Sheila, thank you for that.
I’d say more if I wasn’t afraid of ruining it.
Oh please say more! You won’t ruin it! (Although I know exactly the feeling you mean.)
I loved the guy too, and actively sought out everything he did – until Wild Orchid. I just remember watching it with a couple of people, and we came to the conclusion that he had plastic surgery done, cheek implants in particular, and they looked as obvious as the worst boob job you’d ever seen. I always thought that’s when he started losing his face, which I think was 1990 and before the boxing period started happening.
Without even seeing him in The Wrestler I hope all the buzz about him winning an Oscar is true. Like I feel anxious about it. I want him to catch a break.

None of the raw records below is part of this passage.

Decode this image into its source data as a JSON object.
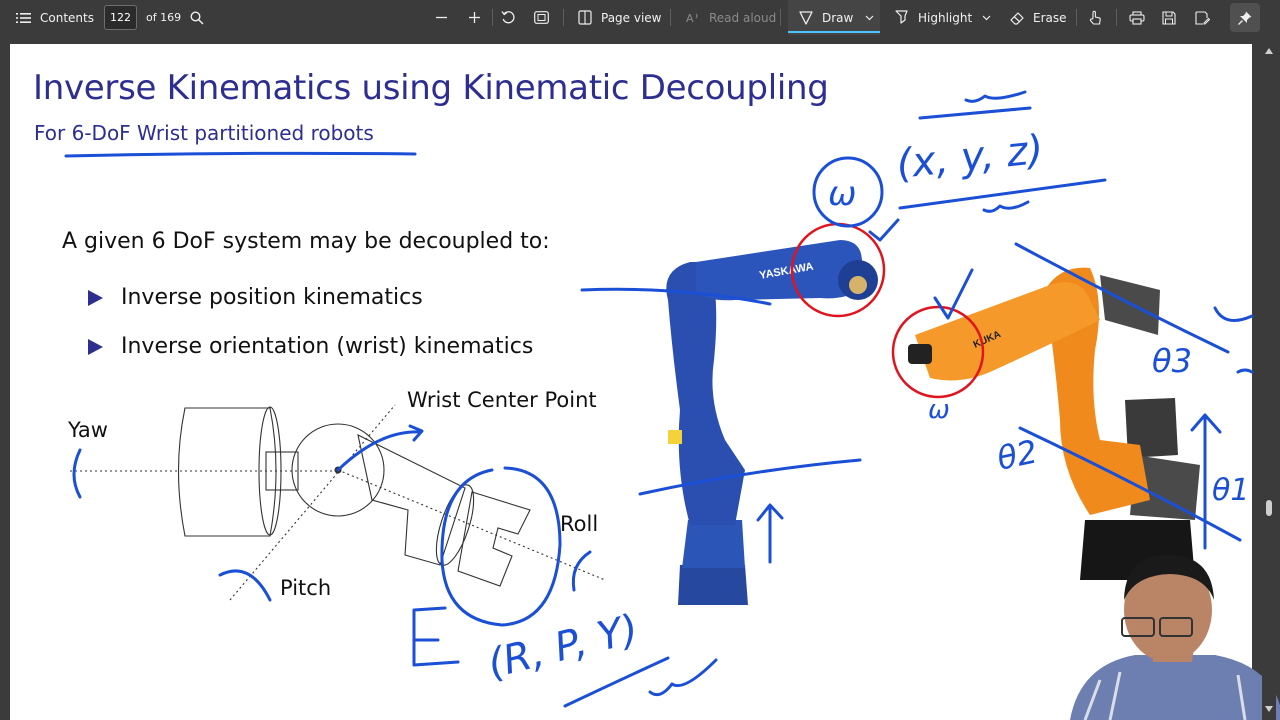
{
  "toolbar": {
    "contents_label": "Contents",
    "page_current": "122",
    "page_total": "of 169",
    "page_view_label": "Page view",
    "read_aloud_label": "Read aloud",
    "draw_label": "Draw",
    "highlight_label": "Highlight",
    "erase_label": "Erase",
    "icons": [
      "contents-icon",
      "search-icon",
      "zoom-out-icon",
      "zoom-in-icon",
      "rotate-icon",
      "fit-page-icon",
      "page-view-icon",
      "read-aloud-icon",
      "draw-icon",
      "highlight-icon",
      "erase-icon",
      "touch-icon",
      "print-icon",
      "save-icon",
      "save-as-icon",
      "pin-icon"
    ],
    "accent": "#4cc2ff"
  },
  "slide": {
    "title": "Inverse Kinematics using Kinematic Decoupling",
    "subtitle": "For 6-DoF Wrist partitioned robots",
    "intro": "A given 6 DoF system may be decoupled to:",
    "bullets": [
      "Inverse position kinematics",
      "Inverse orientation (wrist) kinematics"
    ],
    "diagram_labels": {
      "yaw": "Yaw",
      "wrist_center": "Wrist Center Point",
      "roll": "Roll",
      "pitch": "Pitch"
    },
    "robot_logos": {
      "blue": "YASKAWA",
      "orange": "KUKA"
    },
    "colors": {
      "title": "#2d2e8f",
      "ink": "#1a4fd6",
      "circle": "#e0141e",
      "robot_blue": "#2a4fb0",
      "robot_orange": "#f08a1c"
    }
  },
  "annotations": {
    "coords": "(x, y, z)",
    "omega": "ω",
    "angles": "(R, P, Y)",
    "theta1": "θ1",
    "theta2": "θ2",
    "theta3": "θ3"
  }
}
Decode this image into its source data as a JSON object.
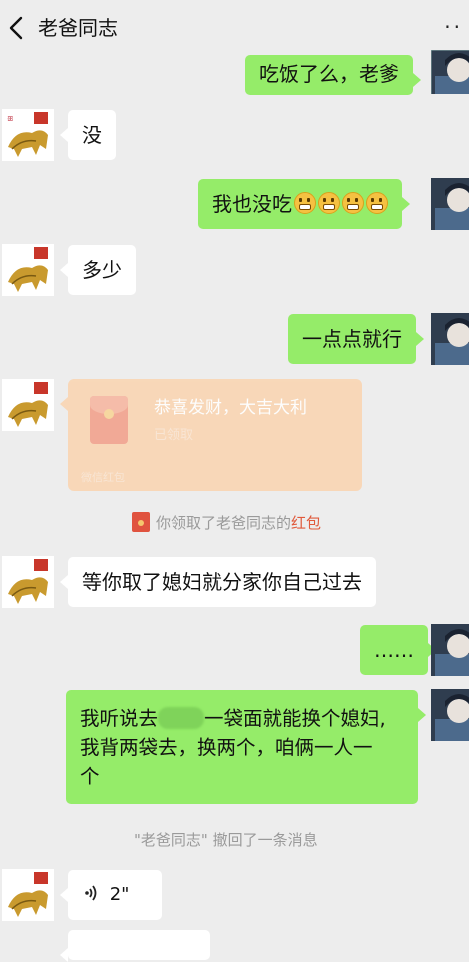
{
  "header": {
    "title": "老爸同志",
    "more": "··"
  },
  "messages": {
    "m1": "吃饭了么，老爹",
    "m2": "没",
    "m3": "我也没吃",
    "m4": "多少",
    "m5": "一点点就行",
    "m7": "等你取了媳妇就分家你自己过去",
    "m8": "……",
    "m9a": "我听说去",
    "m9b": "一袋面就能换个媳妇,",
    "m9c": "我背两袋去，换两个，咱俩一人一",
    "m9d": "个",
    "m10": "2\""
  },
  "red_packet": {
    "title": "恭喜发财，大吉大利",
    "status": "已领取",
    "footer": "微信红包"
  },
  "system": {
    "received_prefix": "你领取了老爸同志的",
    "received_link": "红包",
    "recall": "\"老爸同志\" 撤回了一条消息"
  },
  "icons": {
    "back": "chevron-left-icon",
    "more": "more-dots-icon",
    "emoji": "grin-emoji-icon",
    "voice": "voice-wave-icon",
    "red_packet": "red-packet-icon"
  },
  "colors": {
    "background": "#ededed",
    "outgoing_bubble": "#95ec69",
    "incoming_bubble": "#ffffff",
    "red_packet": "#f9d6b4",
    "link_red": "#e05a3c"
  }
}
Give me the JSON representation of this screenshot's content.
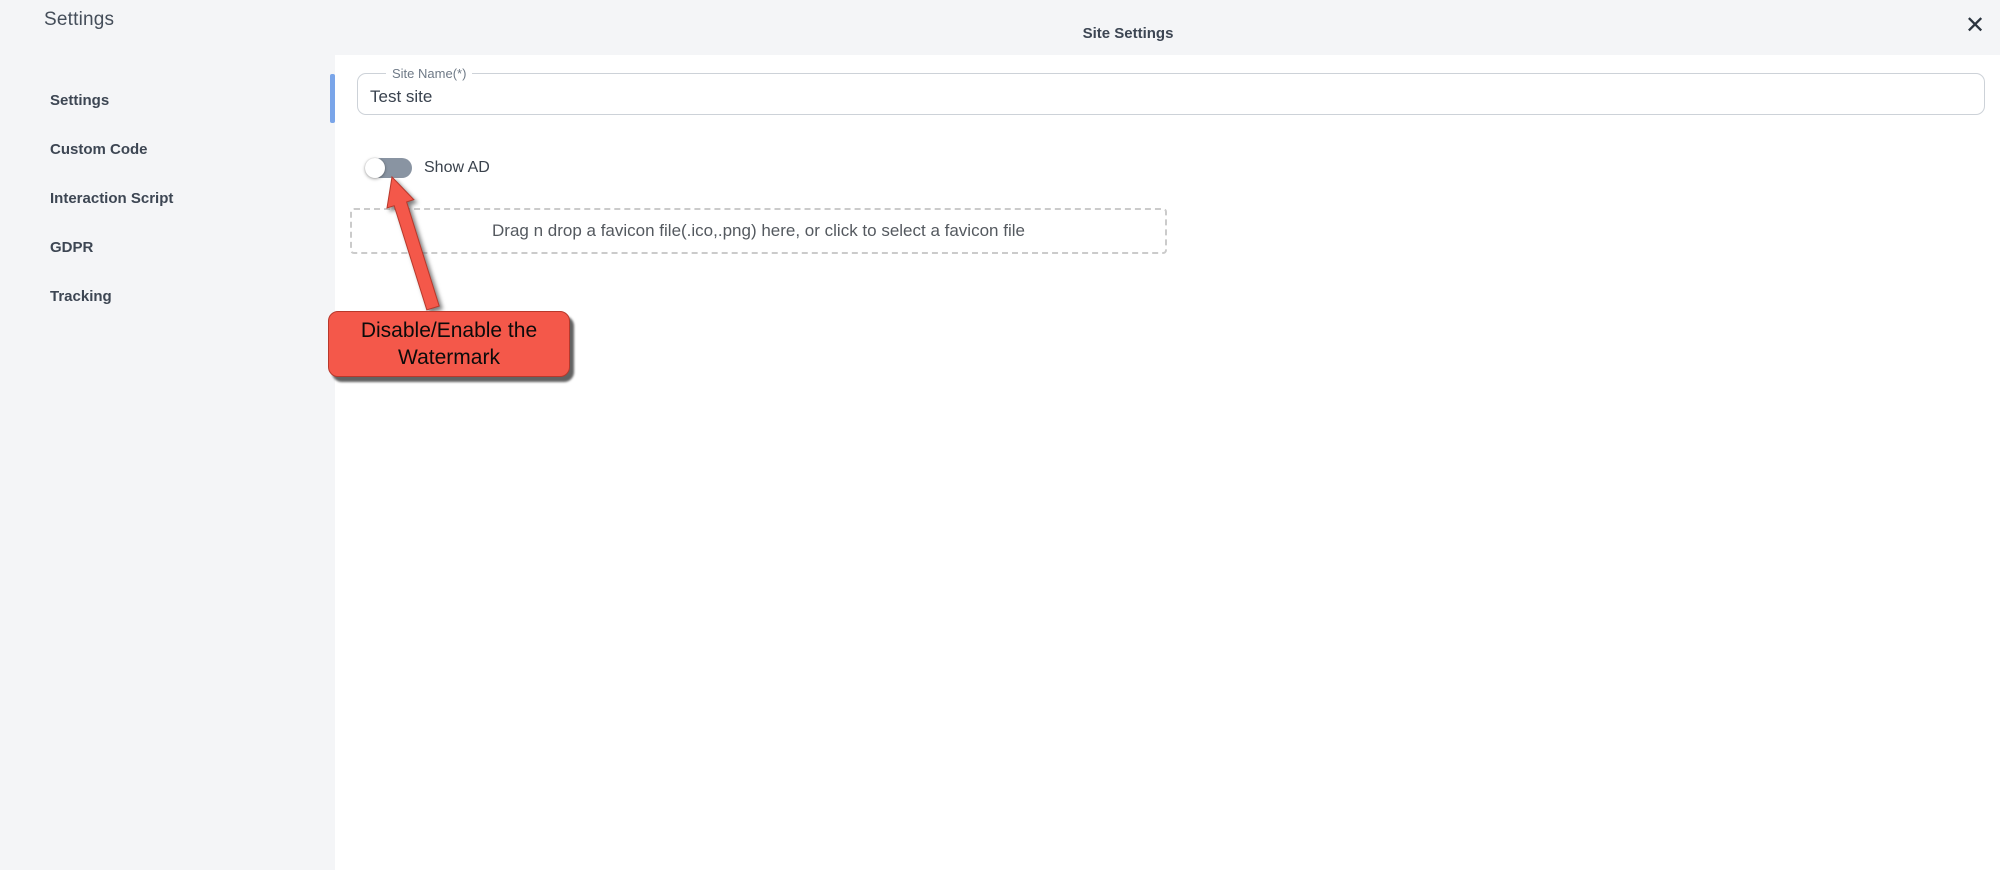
{
  "window": {
    "title": "Settings"
  },
  "dialog": {
    "title": "Site Settings",
    "close_icon": "✕"
  },
  "sidebar": {
    "items": [
      {
        "label": "Settings",
        "active": true
      },
      {
        "label": "Custom Code",
        "active": false
      },
      {
        "label": "Interaction Script",
        "active": false
      },
      {
        "label": "GDPR",
        "active": false
      },
      {
        "label": "Tracking",
        "active": false
      }
    ],
    "active_indicator_color": "#7aa5e9"
  },
  "form": {
    "site_name": {
      "label": "Site Name(*)",
      "value": "Test site"
    },
    "show_ad": {
      "label": "Show AD",
      "enabled": false,
      "track_color": "#8994a2"
    },
    "favicon_dropzone": {
      "text": "Drag n drop a favicon file(.ico,.png) here, or click to select a favicon file"
    }
  },
  "annotation": {
    "lines": [
      "Disable/Enable the",
      "Watermark"
    ],
    "color": "#f4584a",
    "points_to": "show-ad-toggle"
  },
  "colors": {
    "page_background": "#f4f5f7",
    "panel_background": "#ffffff",
    "text_dark": "#3d4653",
    "label_gray": "#6f7a87",
    "input_border": "#cdd2d8",
    "annotation_red": "#f4584a"
  }
}
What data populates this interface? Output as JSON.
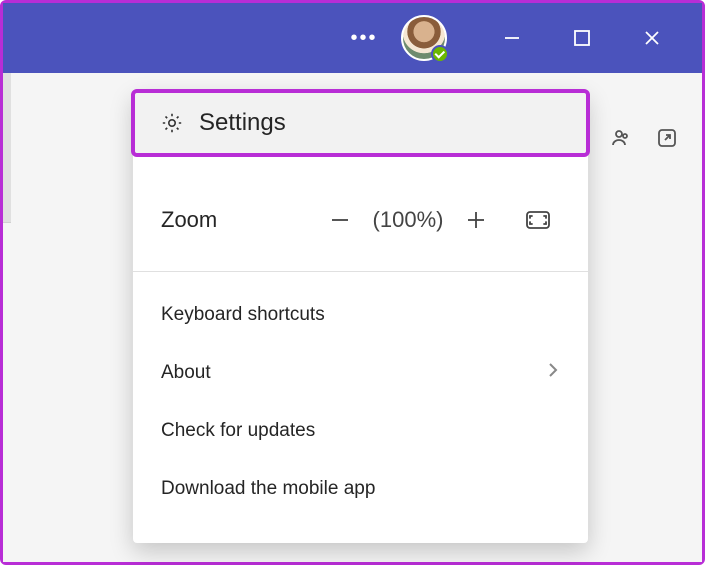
{
  "titlebar": {
    "ellipsis": "•••"
  },
  "presence_status": "available",
  "menu": {
    "settings_label": "Settings",
    "zoom_label": "Zoom",
    "zoom_value": "(100%)",
    "keyboard_shortcuts": "Keyboard shortcuts",
    "about": "About",
    "check_updates": "Check for updates",
    "download_app": "Download the mobile app"
  },
  "colors": {
    "brand": "#4b53bc",
    "highlight": "#b82dd6",
    "presence": "#6bb700"
  }
}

I remember those plumped-out cheeks in Wild Orchid, too. I felt sad because, along with his acting, his FACE was one of my favorites of any actor ever. It’s like a Jimmy Cagney face – indelible, flexible, capable of great varieties of emotion – but always tough. A fascinating face.
I’ve seen some clips of his acting in The Wrestler and it makes my throat get all tight with excitement and emotion. It’s rare that I’m excited about an actor (well, a living actor, I mean. Ha!)
Mickey is the greatest. I wish him the best on the Wrestler. Thanks Shiela for the article.